Exercises for the part of Palamidessi

1. Consider the encodings of Boudol and Honda-Tokoro of the output prefix into the asynchronous pi-calculus (cfr. Lecture 15, Pages 7 and 8). Say whether these encodings are fully abstract wrt weak bisimulation. Namely, say whether it is true that P is weakly bisimilar to Q iff and only if [[P]] is weakly bisimilar to [[Q]]. Justify your answer.
   Note: For this exercise the difference between early and late weak bisimulation is unessential.

2. Prove the first Theorem at page 10 of Lecture 15.

3. A fair computation is a computation in which each non-blocked process in a parallel composition gets to make a step sooner or later. Define formally the notion of fair computation. Furthermore, define the notion of fair must (like the must testing, but in which the only computations to be considered are the fair ones) and prove the second theorem at page 10 of Lecture 15.

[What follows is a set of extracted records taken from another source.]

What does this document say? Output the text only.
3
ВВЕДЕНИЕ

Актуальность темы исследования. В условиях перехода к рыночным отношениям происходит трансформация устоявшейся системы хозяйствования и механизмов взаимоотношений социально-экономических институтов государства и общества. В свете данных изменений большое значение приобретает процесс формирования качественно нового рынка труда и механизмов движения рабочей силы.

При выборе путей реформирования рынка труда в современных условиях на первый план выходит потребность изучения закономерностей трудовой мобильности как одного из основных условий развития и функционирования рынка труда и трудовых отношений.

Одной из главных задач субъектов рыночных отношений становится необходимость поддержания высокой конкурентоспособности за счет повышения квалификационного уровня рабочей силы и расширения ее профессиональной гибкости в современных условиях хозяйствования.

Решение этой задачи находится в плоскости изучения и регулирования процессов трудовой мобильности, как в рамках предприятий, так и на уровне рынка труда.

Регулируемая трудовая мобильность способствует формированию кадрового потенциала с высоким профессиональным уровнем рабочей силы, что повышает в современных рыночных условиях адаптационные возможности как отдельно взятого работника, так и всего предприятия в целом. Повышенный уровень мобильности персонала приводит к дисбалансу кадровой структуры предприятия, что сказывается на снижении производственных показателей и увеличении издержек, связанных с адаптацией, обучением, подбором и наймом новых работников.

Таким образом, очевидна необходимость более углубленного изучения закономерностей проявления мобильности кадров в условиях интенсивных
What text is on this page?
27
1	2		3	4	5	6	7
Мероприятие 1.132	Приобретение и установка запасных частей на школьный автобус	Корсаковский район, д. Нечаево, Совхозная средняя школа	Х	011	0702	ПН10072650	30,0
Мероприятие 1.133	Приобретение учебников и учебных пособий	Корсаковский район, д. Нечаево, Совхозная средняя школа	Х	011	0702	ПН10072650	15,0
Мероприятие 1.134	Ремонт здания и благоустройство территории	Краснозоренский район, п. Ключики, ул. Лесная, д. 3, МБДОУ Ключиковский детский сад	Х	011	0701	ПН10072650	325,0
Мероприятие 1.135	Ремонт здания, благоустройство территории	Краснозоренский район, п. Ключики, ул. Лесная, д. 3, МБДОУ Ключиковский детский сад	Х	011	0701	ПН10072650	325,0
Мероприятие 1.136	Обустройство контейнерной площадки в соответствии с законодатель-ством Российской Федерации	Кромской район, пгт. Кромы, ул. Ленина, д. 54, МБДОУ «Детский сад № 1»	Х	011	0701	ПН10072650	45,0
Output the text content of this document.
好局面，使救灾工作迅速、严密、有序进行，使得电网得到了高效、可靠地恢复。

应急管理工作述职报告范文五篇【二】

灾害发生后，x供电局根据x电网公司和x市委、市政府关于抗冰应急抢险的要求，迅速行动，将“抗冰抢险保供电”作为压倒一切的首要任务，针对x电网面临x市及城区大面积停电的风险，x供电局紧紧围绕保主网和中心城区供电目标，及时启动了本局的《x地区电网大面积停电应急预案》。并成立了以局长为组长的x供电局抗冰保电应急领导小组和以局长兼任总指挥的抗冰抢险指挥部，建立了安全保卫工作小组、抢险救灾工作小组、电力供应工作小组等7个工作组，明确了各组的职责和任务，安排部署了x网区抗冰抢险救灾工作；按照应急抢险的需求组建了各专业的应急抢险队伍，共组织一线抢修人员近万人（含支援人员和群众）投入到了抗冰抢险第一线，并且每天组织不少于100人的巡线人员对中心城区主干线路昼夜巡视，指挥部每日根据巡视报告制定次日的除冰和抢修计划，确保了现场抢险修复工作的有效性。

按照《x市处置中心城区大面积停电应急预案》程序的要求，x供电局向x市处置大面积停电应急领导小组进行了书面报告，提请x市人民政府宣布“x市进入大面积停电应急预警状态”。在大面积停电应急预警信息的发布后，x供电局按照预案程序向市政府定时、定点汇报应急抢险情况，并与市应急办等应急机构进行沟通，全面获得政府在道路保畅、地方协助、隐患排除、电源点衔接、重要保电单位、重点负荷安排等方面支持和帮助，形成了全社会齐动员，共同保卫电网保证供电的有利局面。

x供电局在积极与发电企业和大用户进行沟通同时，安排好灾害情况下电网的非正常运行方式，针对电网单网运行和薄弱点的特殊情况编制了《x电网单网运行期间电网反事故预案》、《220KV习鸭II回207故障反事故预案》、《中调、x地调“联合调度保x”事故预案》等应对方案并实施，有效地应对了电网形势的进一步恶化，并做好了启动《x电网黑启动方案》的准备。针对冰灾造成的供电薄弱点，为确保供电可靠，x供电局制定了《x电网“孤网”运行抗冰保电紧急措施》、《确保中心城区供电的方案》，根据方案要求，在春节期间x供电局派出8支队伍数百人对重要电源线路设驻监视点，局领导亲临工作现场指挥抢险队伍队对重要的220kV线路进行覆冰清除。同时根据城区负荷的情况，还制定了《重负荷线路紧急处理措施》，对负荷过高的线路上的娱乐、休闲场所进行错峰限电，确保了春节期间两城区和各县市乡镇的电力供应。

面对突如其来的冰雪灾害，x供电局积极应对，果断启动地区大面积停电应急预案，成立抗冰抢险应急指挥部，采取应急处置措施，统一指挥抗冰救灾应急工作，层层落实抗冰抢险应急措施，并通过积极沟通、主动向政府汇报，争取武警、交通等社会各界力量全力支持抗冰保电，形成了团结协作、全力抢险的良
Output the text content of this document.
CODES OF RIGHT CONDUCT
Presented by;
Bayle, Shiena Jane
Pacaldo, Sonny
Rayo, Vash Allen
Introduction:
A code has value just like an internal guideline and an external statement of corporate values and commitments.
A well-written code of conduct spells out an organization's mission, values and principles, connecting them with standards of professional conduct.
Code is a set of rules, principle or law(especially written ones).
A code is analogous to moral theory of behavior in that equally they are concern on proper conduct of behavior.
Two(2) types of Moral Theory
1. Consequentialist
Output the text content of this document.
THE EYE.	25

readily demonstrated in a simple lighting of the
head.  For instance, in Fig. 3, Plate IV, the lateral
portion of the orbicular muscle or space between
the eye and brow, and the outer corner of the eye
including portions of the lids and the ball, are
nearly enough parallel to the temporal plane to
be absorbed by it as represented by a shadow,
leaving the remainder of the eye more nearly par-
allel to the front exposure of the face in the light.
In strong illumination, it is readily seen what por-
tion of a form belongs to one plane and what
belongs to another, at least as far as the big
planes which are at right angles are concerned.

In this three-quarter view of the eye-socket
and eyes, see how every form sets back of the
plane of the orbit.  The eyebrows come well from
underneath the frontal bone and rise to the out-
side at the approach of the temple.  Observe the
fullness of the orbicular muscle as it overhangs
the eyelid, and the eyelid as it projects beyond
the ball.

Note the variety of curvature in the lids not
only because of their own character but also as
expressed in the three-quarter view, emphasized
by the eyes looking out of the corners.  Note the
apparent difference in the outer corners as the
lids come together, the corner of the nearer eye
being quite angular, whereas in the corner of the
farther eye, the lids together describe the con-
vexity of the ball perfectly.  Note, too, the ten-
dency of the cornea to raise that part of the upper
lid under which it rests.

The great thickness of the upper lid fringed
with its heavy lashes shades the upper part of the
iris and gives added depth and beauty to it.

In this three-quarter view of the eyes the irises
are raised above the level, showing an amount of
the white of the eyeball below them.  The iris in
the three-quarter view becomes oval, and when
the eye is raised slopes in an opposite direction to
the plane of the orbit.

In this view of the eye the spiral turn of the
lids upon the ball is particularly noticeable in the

4. Consider the result of Nestmann and Pierce, at page 12 of Lecture 15. Show that the result does not hold if we replace coupled bisimulation by weak bisimulation.

5. Modify the definition of the Leader Election Problem in such a way that it is only the winner to output the result (the name of the winner), while the losers don't do aything. Does this version of the problem still separates the pi-calculus and the asynchronous pi-calculus? Justify your answer.

6. Give a ring with three symmetric processes, write a program for them in the pi-calculus solving the leader election problem.

7. Given a ring of n symmetric processes, write a program for them in the pi-calculus solving the leader election problem.

8. Consider Lehmann e Rabin's randomized algorithm for the dining philosophers. Consider the following modification: In line 3, replace goto 3 with goto 2. Namely, instead of doing busy waiting on the selected fork (first fork), the philosopher goes back and redo the random choice. Say whether this algorithm is still correct, i.e. whether it ensures with probability 1 that, for every fair scheduler, if a philosophe is hungy, then eventually a philosopher will eat. Also, answer the same question for unfair schedulers.

9. Consider a finite set X, let Sigma be the set of all powersets of X, and define the function mu : Sigma -> [0,1] as mu(A) = #(A)/#(X), where #(A) is the cardinality of A. Is (X, Sigma, mu) a probability measure space? Justify your answer.

10. Consider the randomized algorithm for the dining cryptographers. Write this algorithm using the probabilistic asynchronous pi-calculus.

11. Consider the following process in probabilistic asynchronous pi-calculus (where x^y represents the action of sending on x the name y):

    P = rec_A (1/2 tau . A + 1/2 tau . x^y)

    Consider the following tester

    T = tau . x(z) . omega

    Say whether P must T with probability 1, or not, for
    1. every fair scheduler,
    2. every scheduler
    Justify your answers.